पुगन्तलघूपधस्य च। ७.३.८६
pugantalaghūpadhasya ca (7.3.86)
And [the last ik vowel of an aṅga] ending with pu̐k or whose upadhā (penultimate sound) is laghu (a light syllable) [is replaced with guṇa when followed by a sārvadhātuka or ārdhadhātuka suffix].
But if they have ñ or ṇ as it letters, they can cause vṛddhi changes instead:
The ṛ of mṛj [as an aṅga] becomes vṛddhi.
अचो ञ्णिति। ७.२.११५
aco ñṇiti (7.2.115)
The ac [of an aṅga becomes vṛddhi] if followed by ñit or ṇit.
अत उपधायाः। ७.२.११६
ata upadhāyāḥ (7.2.116)
The penultimate at [of an aṅga becomes vṛddhi if followed by ñit or ṇit].

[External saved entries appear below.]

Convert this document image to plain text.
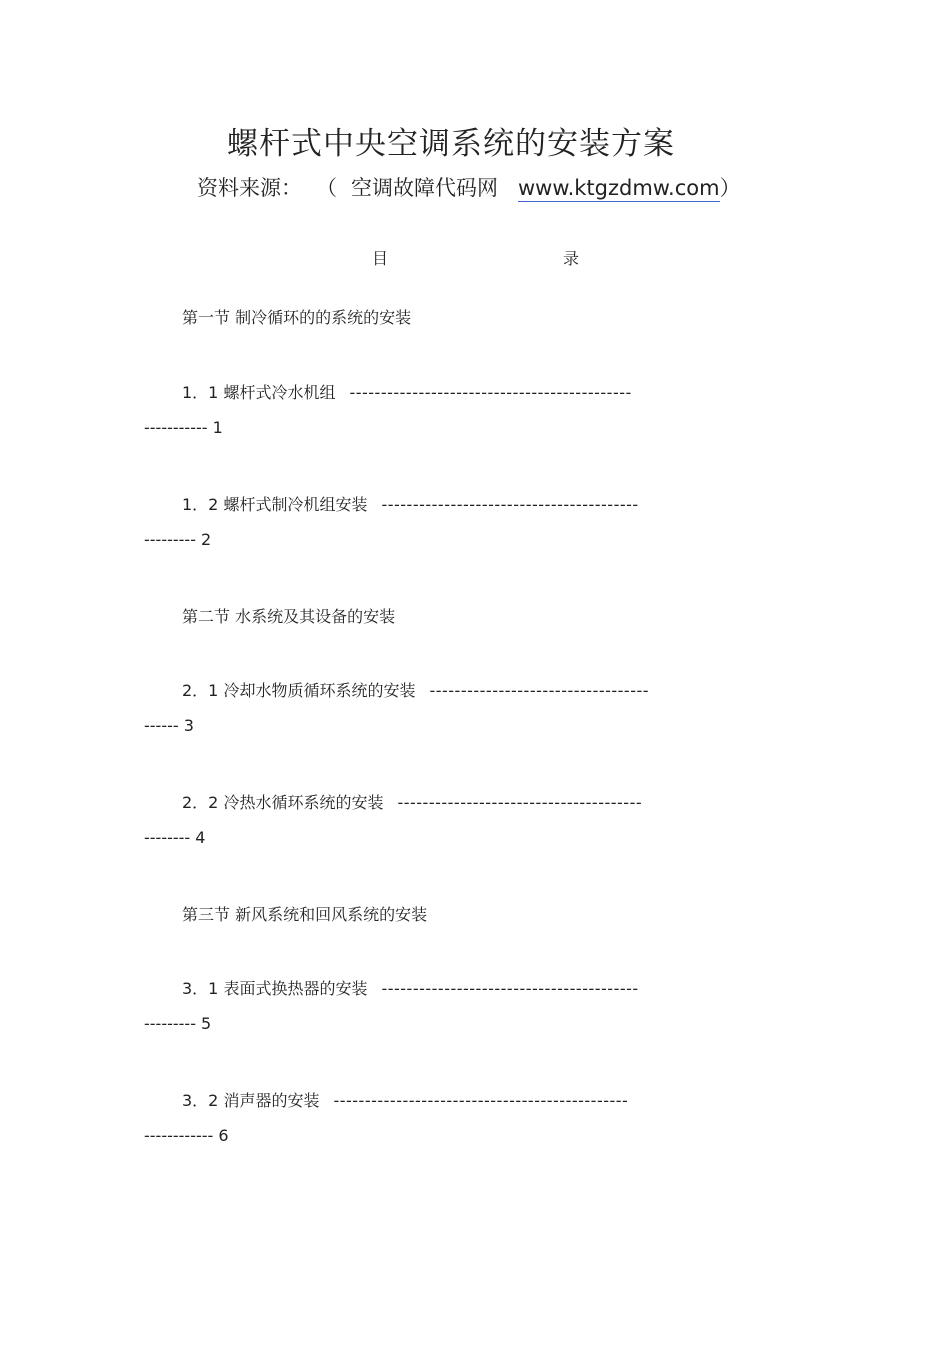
螺杆式中央空调系统的安装方案
资料来源： （ 空调故障代码网 www.ktgzdmw.com）
目	录
第一节 制冷循环的的系统的安装
1．1 螺杆式冷水机组 ---------------------------------------------
----------- 1
1．2 螺杆式制冷机组安装 -----------------------------------------
--------- 2
第二节 水系统及其设备的安装
2．1 冷却水物质循环系统的安装 -----------------------------------
------ 3
2．2 冷热水循环系统的安装 ---------------------------------------
-------- 4
第三节 新风系统和回风系统的安装
3．1 表面式换热器的安装 -----------------------------------------
--------- 5
3．2 消声器的安装 -----------------------------------------------
------------ 6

And as a reminder, guṇa and vṛddhi substitutions are defined only for specific vowels:
इको गुणवृद्धी। १.१.३
iko guṇavṛddhī (1.1.3)
guṇa and vṛddhi replace the ik vowels,
And they are blocked if the pratyaya has k or ṅ as an it letter:
क्ङिति च। १.१.५
kṅiti ca (1.1.5)
but [not] when followed by [terms that are] kit or ṅit.
Sometimes, an i vowel will be added between the dhātu and the pratyaya:
भू + तुम् → भवितुम्
bhū + tum → bhavitum
This i vowel is called iṭ (not to be confused with it, which refers to the “tag” letters on a term in upadeśa). Certain roots use iṭ, certain roots don't, and some roots use it optionally.
The specific rules for using iṭ are complex and detailed, but two rules sum up the general idea. Generally, any ārdhadhātuka suffix that starts with a consonant other than y will use iṭ:
ārdhadhātukasya iṭ val-ādeḥ
[iṭ is added] to an ārdhadhātuka (pratyaya) that starts with val (any consonant other than y).
But if the dhātu has an anudātta accent in its upadeśa form, then iṭ is not used:
एकाच उपदेशेऽनुदात्तात्। ७.२.१०
ekāca upadeśe'nudāttāt (7.2.10)
eka-acaḥ upadeśe anudāttāt
After [a dhātu] that has exactly one vowel and that has an anudātta accent in upadeśa, [iṭ is not used].